Sayes believes people should be worried about toxicity or toxicities in general, be it exposures to pharmaceuticals, chemicals, environmental agents, or engineered nanomaterials. An engineered nanomaterials is just one of many things that we should be aware of.
“I’m concerned about the mixtures of things I’m exposed to,” she said. “I’m not so worried about the nanomaterials that might be in my sunscreen that I apply to my face in the summertime, but maybe it’s the co-exposure of the sunscreen plus breathing in some poor air quality or maybe water drinking water that had contamination. It’s the combination of multiple exposures and the persistent exposures and accumulation of multiple materials that really is understudied. And that’s probably where the biggest uncertainty is.”
Not that science hasn’t made progress.
“The toxicology community has a pretty good idea of what the toxicities are for exposure to individual materials, but we do not have as good of an understanding if we’re exposed to multiple nanoparticles simultaneously, or a nanomaterial plus some other type of contaminants,” she said.
The environmental impact is equally alarming. Nanoparticles released into water, soil, and air through industrial runoff, wastewater, product breakdown, and agricultural use spread through ecosystems and accumulate in sediments and organisms. Algae, crustaceans, and fish exposed to nanoparticles experience stress, physical disruption, impaired feeding, reproductive failure, and organ damage. Some nanoparticles release toxic ions in water or react to generate harmful compounds that make them even more damaging. Ecosystems are destabilized as effects ripple up the food chain. Photosynthesis in algae falters, small invertebrates fail to feed, and larger animals show systemic stress. Toxic nanoparticles in water have already been linked to population declines and impaired ecosystem functions.
Questionable Wildfires and What They Put in the Air
Between 2019 and 2021 unprecedented, massive, unusual fires burned across multiple continents. 2021 was especially intense. On top of that, the skies were filled with visible atmospheric spraying, often presented as “weather modification.” No one knows how that spraying interacted with the fires or how it dispersed nanoparticles already in the air, but the combination would have amplified exposure in ways nobody studied.
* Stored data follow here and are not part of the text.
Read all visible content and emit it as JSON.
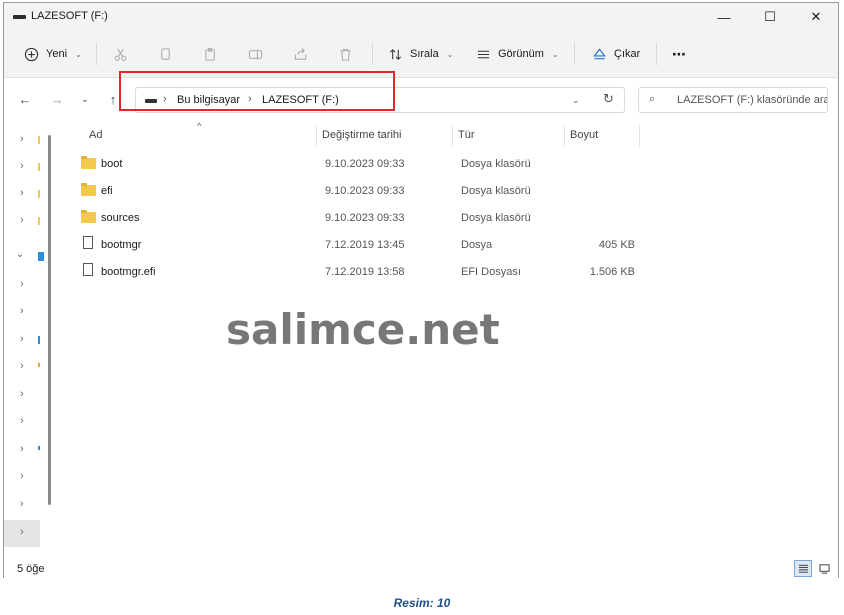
{
  "window": {
    "title": "LAZESOFT (F:)",
    "controls": {
      "minimize": "—",
      "maximize": "☐",
      "close": "✕"
    }
  },
  "toolbar": {
    "new_label": "Yeni",
    "sort_label": "Sırala",
    "view_label": "Görünüm",
    "eject_label": "Çıkar",
    "more_label": "⋯"
  },
  "address": {
    "crumbs": [
      "Bu bilgisayar",
      "LAZESOFT (F:)"
    ],
    "search_placeholder": "LAZESOFT (F:) klasöründe ara"
  },
  "columns": {
    "name": "Ad",
    "modified": "Değiştirme tarihi",
    "type": "Tür",
    "size": "Boyut"
  },
  "files": [
    {
      "name": "boot",
      "modified": "9.10.2023 09:33",
      "type": "Dosya klasörü",
      "size": "",
      "kind": "folder"
    },
    {
      "name": "efi",
      "modified": "9.10.2023 09:33",
      "type": "Dosya klasörü",
      "size": "",
      "kind": "folder"
    },
    {
      "name": "sources",
      "modified": "9.10.2023 09:33",
      "type": "Dosya klasörü",
      "size": "",
      "kind": "folder"
    },
    {
      "name": "bootmgr",
      "modified": "7.12.2019 13:45",
      "type": "Dosya",
      "size": "405 KB",
      "kind": "file"
    },
    {
      "name": "bootmgr.efi",
      "modified": "7.12.2019 13:58",
      "type": "EFI Dosyası",
      "size": "1.506 KB",
      "kind": "file"
    }
  ],
  "status": {
    "count": "5 öğe"
  },
  "watermark": "salimce.net",
  "caption": "Resim: 10",
  "colors": {
    "highlight": "#e8242a",
    "folder": "#f2c94c",
    "caption": "#1f4f8a"
  }
}
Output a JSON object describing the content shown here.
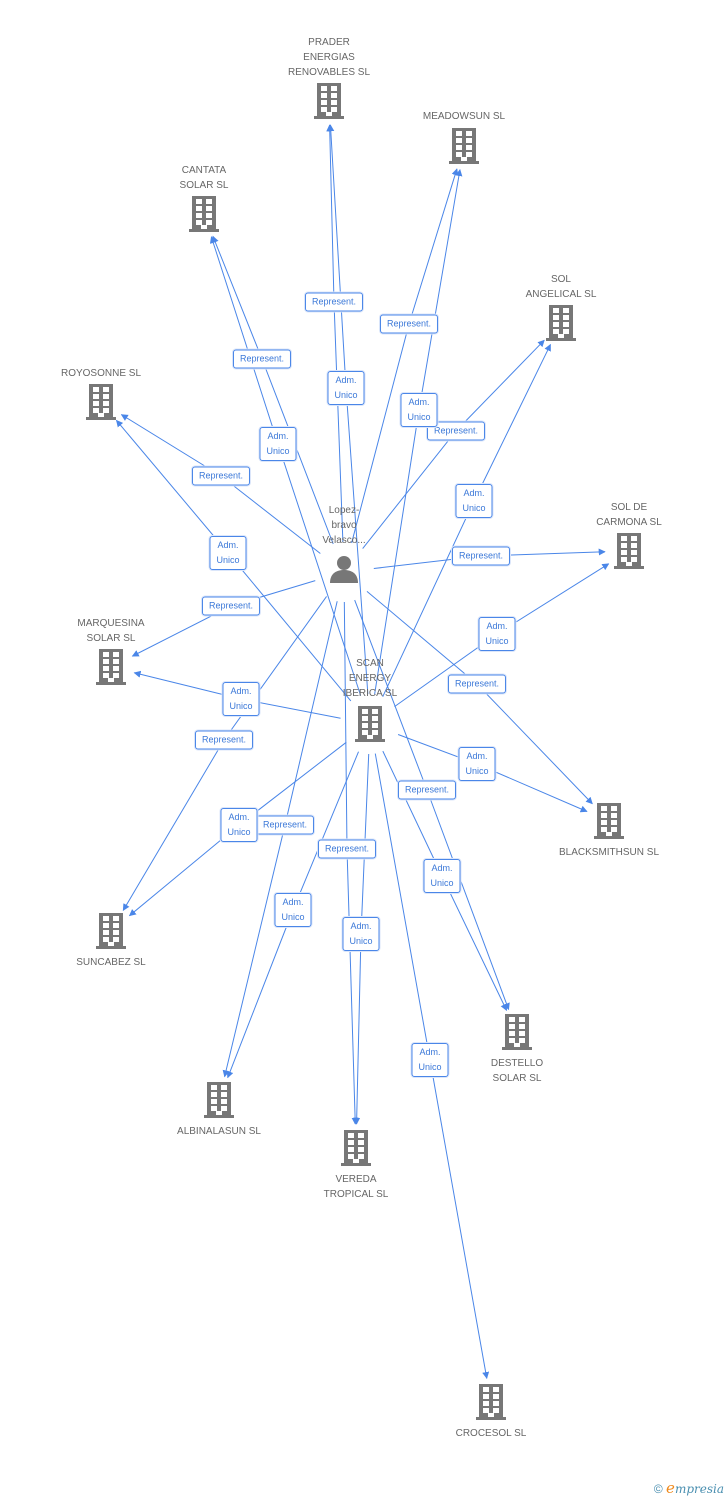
{
  "colors": {
    "edge": "#4a86e8",
    "icon": "#777777",
    "label_text": "#666666"
  },
  "nodes": [
    {
      "id": "person",
      "type": "person",
      "label": "Lopez-\nbravo\nVelasco..."
    },
    {
      "id": "scan",
      "type": "company",
      "label": "SCAN\nENERGY\nIBERICA SL"
    },
    {
      "id": "prader",
      "type": "company",
      "label": "PRADER\nENERGIAS\nRENOVABLES SL"
    },
    {
      "id": "meadowsun",
      "type": "company",
      "label": "MEADOWSUN SL"
    },
    {
      "id": "cantata",
      "type": "company",
      "label": "CANTATA\nSOLAR SL"
    },
    {
      "id": "angelical",
      "type": "company",
      "label": "SOL\nANGELICAL SL"
    },
    {
      "id": "royosonne",
      "type": "company",
      "label": "ROYOSONNE SL"
    },
    {
      "id": "carmona",
      "type": "company",
      "label": "SOL DE\nCARMONA SL"
    },
    {
      "id": "marquesina",
      "type": "company",
      "label": "MARQUESINA\nSOLAR SL"
    },
    {
      "id": "blacksmithsun",
      "type": "company",
      "label": "BLACKSMITHSUN SL"
    },
    {
      "id": "suncabez",
      "type": "company",
      "label": "SUNCABEZ SL"
    },
    {
      "id": "destello",
      "type": "company",
      "label": "DESTELLO\nSOLAR SL"
    },
    {
      "id": "albinalasun",
      "type": "company",
      "label": "ALBINALASUN SL"
    },
    {
      "id": "vereda",
      "type": "company",
      "label": "VEREDA\nTROPICAL SL"
    },
    {
      "id": "crocesol",
      "type": "company",
      "label": "CROCESOL SL"
    }
  ],
  "edges": [
    {
      "from": "person",
      "to": "prader",
      "label": "Represent."
    },
    {
      "from": "person",
      "to": "meadowsun",
      "label": "Represent."
    },
    {
      "from": "person",
      "to": "cantata",
      "label": "Represent."
    },
    {
      "from": "person",
      "to": "angelical",
      "label": "Represent."
    },
    {
      "from": "person",
      "to": "royosonne",
      "label": "Represent."
    },
    {
      "from": "person",
      "to": "carmona",
      "label": "Represent."
    },
    {
      "from": "person",
      "to": "marquesina",
      "label": "Represent."
    },
    {
      "from": "person",
      "to": "blacksmithsun",
      "label": "Represent."
    },
    {
      "from": "person",
      "to": "suncabez",
      "label": "Represent."
    },
    {
      "from": "person",
      "to": "destello",
      "label": "Represent."
    },
    {
      "from": "person",
      "to": "albinalasun",
      "label": "Represent."
    },
    {
      "from": "person",
      "to": "vereda",
      "label": "Represent."
    },
    {
      "from": "scan",
      "to": "prader",
      "label": "Adm.\nUnico"
    },
    {
      "from": "scan",
      "to": "meadowsun",
      "label": "Adm.\nUnico"
    },
    {
      "from": "scan",
      "to": "cantata",
      "label": "Adm.\nUnico"
    },
    {
      "from": "scan",
      "to": "angelical",
      "label": "Adm.\nUnico"
    },
    {
      "from": "scan",
      "to": "royosonne",
      "label": "Adm.\nUnico"
    },
    {
      "from": "scan",
      "to": "carmona",
      "label": "Adm.\nUnico"
    },
    {
      "from": "scan",
      "to": "marquesina",
      "label": "Adm.\nUnico"
    },
    {
      "from": "scan",
      "to": "blacksmithsun",
      "label": "Adm.\nUnico"
    },
    {
      "from": "scan",
      "to": "suncabez",
      "label": "Adm.\nUnico"
    },
    {
      "from": "scan",
      "to": "destello",
      "label": "Adm.\nUnico"
    },
    {
      "from": "scan",
      "to": "albinalasun",
      "label": "Adm.\nUnico"
    },
    {
      "from": "scan",
      "to": "vereda",
      "label": "Adm.\nUnico"
    },
    {
      "from": "scan",
      "to": "crocesol",
      "label": "Adm.\nUnico"
    }
  ],
  "footer": {
    "copyright": "©",
    "brand": "Empresia"
  }
}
High-temperature fires do not just make smoke. They break materials down into ultrafine particles, often smaller than 100 nanometers. At that size, particles behave almost like a gas. They linger in the air, travel long distances, settle deep in the lungs, and even enter the bloodstream. Heat also changes particle chemistry, which matters because the body runs on delicate electrical and chemical balances. Lungs, blood vessels, clotting systems, and cellular networks all respond to what touches them. Smaller, more reactive particles are far more disruptive. After weeks of haze and fires, entire regions saw waves of severe respiratory collapse. People developed crushing shortness of breath, abnormal clotting, vascular inflammation, and imaging patterns doctors labeled as “COVID lung.” Ground glass patterns, diffuse inflammation, catastrophic lung damage. It. Is. Not. From. A. Virus.
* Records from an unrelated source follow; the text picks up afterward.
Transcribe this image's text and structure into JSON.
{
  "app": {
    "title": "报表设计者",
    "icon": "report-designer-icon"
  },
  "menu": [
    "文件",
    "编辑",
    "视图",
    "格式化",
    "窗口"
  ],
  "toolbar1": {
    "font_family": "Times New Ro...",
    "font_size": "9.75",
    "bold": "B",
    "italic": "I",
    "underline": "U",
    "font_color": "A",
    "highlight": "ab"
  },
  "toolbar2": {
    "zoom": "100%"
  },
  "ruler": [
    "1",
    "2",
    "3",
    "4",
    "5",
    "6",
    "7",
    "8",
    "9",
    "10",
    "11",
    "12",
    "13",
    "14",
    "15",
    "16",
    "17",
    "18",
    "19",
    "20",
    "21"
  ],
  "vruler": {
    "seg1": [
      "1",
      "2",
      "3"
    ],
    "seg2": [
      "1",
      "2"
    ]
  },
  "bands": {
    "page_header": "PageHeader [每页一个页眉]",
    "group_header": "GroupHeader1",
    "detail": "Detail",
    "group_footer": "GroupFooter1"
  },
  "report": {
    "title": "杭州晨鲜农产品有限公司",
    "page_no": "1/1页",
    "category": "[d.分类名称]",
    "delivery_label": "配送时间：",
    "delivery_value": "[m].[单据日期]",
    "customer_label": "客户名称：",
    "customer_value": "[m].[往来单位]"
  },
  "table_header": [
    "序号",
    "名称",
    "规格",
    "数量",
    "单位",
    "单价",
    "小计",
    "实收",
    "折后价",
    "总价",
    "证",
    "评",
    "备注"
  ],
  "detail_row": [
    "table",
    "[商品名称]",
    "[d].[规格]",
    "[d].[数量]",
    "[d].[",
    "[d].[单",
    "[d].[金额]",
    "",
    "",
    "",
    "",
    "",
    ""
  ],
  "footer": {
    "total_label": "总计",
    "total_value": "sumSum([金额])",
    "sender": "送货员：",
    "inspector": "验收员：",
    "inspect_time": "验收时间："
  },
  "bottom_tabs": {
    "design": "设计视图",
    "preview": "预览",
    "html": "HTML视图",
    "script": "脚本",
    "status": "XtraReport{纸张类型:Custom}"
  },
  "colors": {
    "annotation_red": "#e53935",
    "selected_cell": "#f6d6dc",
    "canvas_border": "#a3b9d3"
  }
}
It became personal for me. After the fires in the summer of 2021, my dad got extremely sick. Not mildly sick, not seasonal illness. He ended up hospitalized in September. Imaging reportedly showed extensive lung injury labeled as “COVID lung.” I had never seen him that sick in my life. This was not ordinary smoke irritation. Something far more aggressive had hit his lungs. Smoke alone can make people ill. Everyone knows that. But ultrafine particle loading at high density, especially if engineered or industrial nanoscale materials were already in the environment, is a different story. Burning does not neutralize particles. It fragments and redistributes them. The smaller they are, the deeper they go. Longer exposure equals more damage.
NIOSH Research Methods Demonstrate that Breathing Nanoparticles May Result in Damaging Health Effects
Nanotechnology has the potential to revolutionize countless products, create computers smaller and faster than once could be imagined, and fight diseases such as cancer. According to the Project on Emerging Nanotechnology, by the summer of 2009 there were 1,015 consumer products using nanotechnology. That represents nearly a 19-fold increase over the 54 products listed in 2005. Nanotechnology involves the manipulation of matter at a near-atomic scale. Nanoparticles measure from 1 to 100 nanometers in size, with 1 billion nanometers forming a meter. For comparison, a billion inches would nearly circle the Earth 2 times.
A nanoparticle of a certain material can behave much differently than a larger, more familiar-sized particle of the same material. Early research shows that materials that enter the body as nano-sized particles may have harmful health effects, even for some materials previously considered safe at larger sizes.
The National Institute for Occupational Safety and Health (NIOSH) is a leader in researching the health effects that nanoparticles may have on workers who handle them and who are exposed to them. NIOSH recently published research that measured for the first time the health effects of inhaling a common nanoparticle, the single-walled carbon nanotube. In this study, researchers examined what happens when mice breathe in carbon nanotubes.
Previously, scientists studied mice by using aspiration, or mixing the nanotubes in a fluid that is then delivered into the respiratory system of the mice. The aspiration experiments found that the immune system reacted to nanotubes in the same way as an infection. Strong inflammation produced swelling, scarring, and genetic mutations to cells in the lungs of the mice. There were two major critiques of the aspiration research. First, nanotubes were introduced into the lung as a single bulk amount, and second, the particles tended to clump together when mixed in the fluid. Researchers wondered what effects would be produced by inhalation of the particles because nanotechnology workers can be exposed to situations where they could breathe in particles in the air.
Relevant Information
A 2004 survey estimated that nearly 25,000 U.S. workers were employed at businesses that exclusively produced nanotechnology products.
Nanoparticles can enter the body through many routes including inhalation, swallowing, ingestion, and absorption through the skin.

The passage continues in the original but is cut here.